Operational loss dependencies (Academic Paper)

by David Harper, CFA, FRM, CIPM


FRM |

Ganna Reshetar gives a brief, helpful introduction to the loss distribution approach (LDA) under Basel II. Basel II does not give a bank credit (diversification benefits) for imperfect correlations among operational losses, either among loss types or across business lines. The paper explores the use of a mixture distribution model to account for dependencies (correlations); this would be invalid under Basel II but is still instructive. Another way to view the Basel approach is: the implicit assumption of perfect correlation is an extreme conservatism.

Basel II allow for three approaches to operational risk:

  1. Basic Indicator Approach (BIA),
  2. Standardized Approach (SA). BIA and SA use gross income as gauges of operational risk. Pretty rough. Or, the more sophisticated…
  3. Advanced Measurement Approach (AMA). Under AMA, banks may choose LDA or another internal operational risk measurement model developed by a bank

In Basel, operational losses fall into 56 (8 x 7) risk classes: losses are classified among seven loss types (Internal Fraud; External Fraud; Employment Practices and Workplace Safety; Clients, Products and Business Practices; Damage to Physical Assets; Business Disruption and System Failure; and Execution, Delivery and Process Management) and eight business lines (Corporate Finance; Trading and Sales; Retail Banking; Payment and Settlement; Agency Services; Commercial Banking; Asset Management; and Retail Brokerage)

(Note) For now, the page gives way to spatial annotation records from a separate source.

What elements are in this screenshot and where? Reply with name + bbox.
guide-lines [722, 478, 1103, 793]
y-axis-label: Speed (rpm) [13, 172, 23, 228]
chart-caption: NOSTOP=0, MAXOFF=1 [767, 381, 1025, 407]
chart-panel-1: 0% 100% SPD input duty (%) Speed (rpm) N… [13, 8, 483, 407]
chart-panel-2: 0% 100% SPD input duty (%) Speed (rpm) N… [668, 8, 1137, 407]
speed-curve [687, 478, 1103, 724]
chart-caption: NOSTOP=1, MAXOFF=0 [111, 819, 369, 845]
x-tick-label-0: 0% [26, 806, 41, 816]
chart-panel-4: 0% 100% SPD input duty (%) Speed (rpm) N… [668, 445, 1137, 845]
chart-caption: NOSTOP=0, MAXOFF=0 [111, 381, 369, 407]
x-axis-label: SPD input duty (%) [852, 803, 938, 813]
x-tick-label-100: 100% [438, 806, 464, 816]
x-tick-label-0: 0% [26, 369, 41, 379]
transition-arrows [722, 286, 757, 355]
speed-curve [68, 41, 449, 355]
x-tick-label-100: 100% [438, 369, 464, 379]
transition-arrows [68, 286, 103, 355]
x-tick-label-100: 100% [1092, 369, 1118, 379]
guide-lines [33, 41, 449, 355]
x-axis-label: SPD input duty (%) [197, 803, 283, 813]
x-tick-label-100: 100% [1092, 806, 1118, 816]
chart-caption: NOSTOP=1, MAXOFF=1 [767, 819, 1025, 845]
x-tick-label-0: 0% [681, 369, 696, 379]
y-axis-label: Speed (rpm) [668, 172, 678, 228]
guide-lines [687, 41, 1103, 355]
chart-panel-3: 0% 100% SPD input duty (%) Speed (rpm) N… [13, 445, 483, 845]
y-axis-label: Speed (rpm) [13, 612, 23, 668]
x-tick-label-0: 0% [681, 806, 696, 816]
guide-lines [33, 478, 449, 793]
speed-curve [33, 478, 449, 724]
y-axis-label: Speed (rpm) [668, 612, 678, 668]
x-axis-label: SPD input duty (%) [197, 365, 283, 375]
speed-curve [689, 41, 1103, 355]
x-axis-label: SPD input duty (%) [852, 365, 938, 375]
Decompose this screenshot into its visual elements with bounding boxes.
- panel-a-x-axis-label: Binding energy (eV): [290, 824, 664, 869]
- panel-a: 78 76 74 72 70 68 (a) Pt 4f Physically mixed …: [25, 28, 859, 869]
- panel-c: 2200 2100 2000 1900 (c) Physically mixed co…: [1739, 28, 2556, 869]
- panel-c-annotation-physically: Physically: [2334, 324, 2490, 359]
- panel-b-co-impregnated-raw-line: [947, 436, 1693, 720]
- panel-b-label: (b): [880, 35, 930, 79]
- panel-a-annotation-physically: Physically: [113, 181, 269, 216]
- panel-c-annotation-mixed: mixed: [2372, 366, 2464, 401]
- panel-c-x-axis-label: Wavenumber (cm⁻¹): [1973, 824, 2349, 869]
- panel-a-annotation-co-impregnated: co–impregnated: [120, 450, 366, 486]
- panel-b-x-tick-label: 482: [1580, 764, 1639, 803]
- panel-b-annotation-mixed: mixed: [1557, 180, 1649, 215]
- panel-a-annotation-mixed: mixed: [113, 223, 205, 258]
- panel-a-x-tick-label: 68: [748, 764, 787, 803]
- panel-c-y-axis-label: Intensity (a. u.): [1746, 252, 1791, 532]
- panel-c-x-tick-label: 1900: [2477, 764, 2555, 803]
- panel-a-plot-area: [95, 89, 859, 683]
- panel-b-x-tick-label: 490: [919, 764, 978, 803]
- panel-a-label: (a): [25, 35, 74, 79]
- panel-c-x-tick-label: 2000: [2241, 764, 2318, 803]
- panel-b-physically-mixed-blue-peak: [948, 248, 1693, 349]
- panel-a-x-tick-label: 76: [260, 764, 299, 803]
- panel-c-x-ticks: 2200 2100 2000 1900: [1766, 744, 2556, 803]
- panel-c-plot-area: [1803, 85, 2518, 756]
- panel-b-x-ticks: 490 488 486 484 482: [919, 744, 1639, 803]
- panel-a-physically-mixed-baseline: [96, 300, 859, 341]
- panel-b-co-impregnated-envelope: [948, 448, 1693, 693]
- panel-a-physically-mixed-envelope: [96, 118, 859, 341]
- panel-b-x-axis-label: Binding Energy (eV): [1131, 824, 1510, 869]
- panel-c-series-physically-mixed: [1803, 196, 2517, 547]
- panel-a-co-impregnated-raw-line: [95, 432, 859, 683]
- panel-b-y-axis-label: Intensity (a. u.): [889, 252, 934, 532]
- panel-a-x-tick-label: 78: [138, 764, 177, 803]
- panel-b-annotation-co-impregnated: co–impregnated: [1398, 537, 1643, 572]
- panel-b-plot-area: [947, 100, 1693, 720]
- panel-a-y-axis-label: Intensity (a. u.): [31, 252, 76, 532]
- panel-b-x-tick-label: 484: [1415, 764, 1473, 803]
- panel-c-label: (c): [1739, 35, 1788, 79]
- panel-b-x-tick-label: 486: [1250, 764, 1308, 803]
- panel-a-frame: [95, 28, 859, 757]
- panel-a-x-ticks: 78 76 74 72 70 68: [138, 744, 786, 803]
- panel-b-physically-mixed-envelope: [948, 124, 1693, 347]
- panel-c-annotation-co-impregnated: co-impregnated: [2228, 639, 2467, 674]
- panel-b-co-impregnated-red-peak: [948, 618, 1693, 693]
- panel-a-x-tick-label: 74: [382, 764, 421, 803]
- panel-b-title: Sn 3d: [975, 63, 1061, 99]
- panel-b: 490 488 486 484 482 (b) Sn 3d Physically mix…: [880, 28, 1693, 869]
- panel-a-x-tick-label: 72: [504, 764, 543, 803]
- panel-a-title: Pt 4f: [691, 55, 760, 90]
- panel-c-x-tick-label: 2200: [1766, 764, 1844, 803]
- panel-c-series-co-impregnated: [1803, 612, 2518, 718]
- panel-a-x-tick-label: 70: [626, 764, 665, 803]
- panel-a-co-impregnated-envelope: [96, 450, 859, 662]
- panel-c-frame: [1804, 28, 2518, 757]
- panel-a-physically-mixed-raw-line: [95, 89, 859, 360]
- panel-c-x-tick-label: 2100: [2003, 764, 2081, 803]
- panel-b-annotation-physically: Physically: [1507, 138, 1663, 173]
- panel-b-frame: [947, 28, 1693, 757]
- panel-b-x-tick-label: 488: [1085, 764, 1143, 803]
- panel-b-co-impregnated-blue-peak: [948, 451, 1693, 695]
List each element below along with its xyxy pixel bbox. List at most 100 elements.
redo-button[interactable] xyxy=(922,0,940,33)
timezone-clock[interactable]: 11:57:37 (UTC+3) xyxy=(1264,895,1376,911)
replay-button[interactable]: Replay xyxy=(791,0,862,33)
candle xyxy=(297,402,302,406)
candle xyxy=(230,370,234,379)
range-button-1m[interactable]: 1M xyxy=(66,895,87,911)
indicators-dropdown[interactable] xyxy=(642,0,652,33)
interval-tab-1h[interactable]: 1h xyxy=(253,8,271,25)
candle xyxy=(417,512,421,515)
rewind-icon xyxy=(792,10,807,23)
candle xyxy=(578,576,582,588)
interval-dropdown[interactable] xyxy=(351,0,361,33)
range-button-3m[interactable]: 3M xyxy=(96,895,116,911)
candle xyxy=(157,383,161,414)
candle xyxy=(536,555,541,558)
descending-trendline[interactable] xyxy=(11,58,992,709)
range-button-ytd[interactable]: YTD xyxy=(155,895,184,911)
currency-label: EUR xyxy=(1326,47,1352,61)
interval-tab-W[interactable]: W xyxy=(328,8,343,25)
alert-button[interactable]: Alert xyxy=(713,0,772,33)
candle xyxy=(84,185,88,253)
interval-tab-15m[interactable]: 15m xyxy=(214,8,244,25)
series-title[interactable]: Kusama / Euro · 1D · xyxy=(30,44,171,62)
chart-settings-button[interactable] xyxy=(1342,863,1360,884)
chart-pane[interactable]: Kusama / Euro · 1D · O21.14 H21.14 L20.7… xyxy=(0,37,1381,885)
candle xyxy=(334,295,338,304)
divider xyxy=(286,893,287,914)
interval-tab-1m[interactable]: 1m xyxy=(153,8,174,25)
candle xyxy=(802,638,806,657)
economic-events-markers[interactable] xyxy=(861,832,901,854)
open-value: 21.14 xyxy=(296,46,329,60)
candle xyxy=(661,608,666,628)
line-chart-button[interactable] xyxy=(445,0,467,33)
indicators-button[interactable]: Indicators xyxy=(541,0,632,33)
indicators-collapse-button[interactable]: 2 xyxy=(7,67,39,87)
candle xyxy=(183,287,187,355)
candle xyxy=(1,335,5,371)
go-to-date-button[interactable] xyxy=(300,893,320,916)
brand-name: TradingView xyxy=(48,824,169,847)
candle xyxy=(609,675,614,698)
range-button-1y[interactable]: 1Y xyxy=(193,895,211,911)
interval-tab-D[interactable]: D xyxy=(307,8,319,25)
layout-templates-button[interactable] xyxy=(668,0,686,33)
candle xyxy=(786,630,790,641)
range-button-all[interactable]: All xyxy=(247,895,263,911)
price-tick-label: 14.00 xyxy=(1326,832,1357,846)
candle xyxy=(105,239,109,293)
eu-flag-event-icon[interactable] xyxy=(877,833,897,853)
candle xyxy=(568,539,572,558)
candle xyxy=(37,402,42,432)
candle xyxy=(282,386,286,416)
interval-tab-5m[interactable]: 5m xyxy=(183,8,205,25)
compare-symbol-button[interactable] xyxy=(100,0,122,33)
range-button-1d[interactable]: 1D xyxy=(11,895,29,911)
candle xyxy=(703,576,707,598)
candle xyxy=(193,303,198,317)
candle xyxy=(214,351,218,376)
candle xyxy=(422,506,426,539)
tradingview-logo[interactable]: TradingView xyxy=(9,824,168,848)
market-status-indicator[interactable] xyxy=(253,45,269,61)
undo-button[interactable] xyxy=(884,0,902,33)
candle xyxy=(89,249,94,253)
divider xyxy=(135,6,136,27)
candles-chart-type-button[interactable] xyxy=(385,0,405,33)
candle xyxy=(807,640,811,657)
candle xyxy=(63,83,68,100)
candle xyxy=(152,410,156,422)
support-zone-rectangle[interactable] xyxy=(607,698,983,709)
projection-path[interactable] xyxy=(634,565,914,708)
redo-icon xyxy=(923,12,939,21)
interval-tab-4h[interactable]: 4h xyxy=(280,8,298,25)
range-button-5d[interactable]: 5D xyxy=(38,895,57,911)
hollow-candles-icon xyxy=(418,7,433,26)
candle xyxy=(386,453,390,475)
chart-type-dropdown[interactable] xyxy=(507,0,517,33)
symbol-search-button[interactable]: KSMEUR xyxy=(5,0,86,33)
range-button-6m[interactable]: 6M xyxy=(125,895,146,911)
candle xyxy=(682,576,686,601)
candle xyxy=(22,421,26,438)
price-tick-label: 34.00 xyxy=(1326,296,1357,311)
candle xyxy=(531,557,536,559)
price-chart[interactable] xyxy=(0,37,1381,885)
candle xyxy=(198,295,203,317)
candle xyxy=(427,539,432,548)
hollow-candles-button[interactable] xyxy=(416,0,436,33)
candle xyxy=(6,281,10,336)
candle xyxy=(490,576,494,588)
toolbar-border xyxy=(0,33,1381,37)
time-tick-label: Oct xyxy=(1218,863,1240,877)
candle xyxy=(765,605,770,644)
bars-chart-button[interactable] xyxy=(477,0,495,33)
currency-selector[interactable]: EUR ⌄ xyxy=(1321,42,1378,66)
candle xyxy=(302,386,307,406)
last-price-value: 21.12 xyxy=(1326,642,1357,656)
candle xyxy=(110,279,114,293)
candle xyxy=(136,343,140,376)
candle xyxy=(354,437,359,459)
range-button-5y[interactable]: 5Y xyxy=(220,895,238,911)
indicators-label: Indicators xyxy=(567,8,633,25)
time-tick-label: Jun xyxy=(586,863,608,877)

Implementation of LDA under Basel II involves five steps:

  1. Model severity of loss events (typically continuous; e.g., Pareto distribution)
  2. Model frequency of loss events (discrete; e.g., negative binomial, Poisson)
  3. Estimate the compound operational loss distribution (the LDA). "In general, there is no analytical expression of the compound loss distribution. Computing this distribution requires numerical algorithms such as the Monte Carlo method …"
  4. Use the compound (LDA) distribution to obtain the Capital at Risk (CaR) for each class of risk. Basel's CaR is the operational VaR for a one-year holding period and a 99.9% confidence level.
  5. Sum all capital charges across all classes of risk; i.e., no credit for dependence/diversification 

However, the author uses a mixture model to capture three types of operational dependencies:

  • Dependence between loss severities. "We may observe that historically, the loss amounts are high (or low) in one business line of a bank when the loss amounts are high (or low) in another business line of a bank. This can be explained by the fact that severities of losses in both business lines are dependent because they are driven by the same factor (macroeconomic, political, internal for a bank etc.)."
  • Dependence between loss frequencies. Similar logic.
  • Dependence between risk classes (e.g., internal fraud and employee practices). "After aggregation of losses on the level of a class of risk we obtained a third type of loss dependence, which is dependence between risk classes, and which is driven by the underlying frequency and severity dependencies."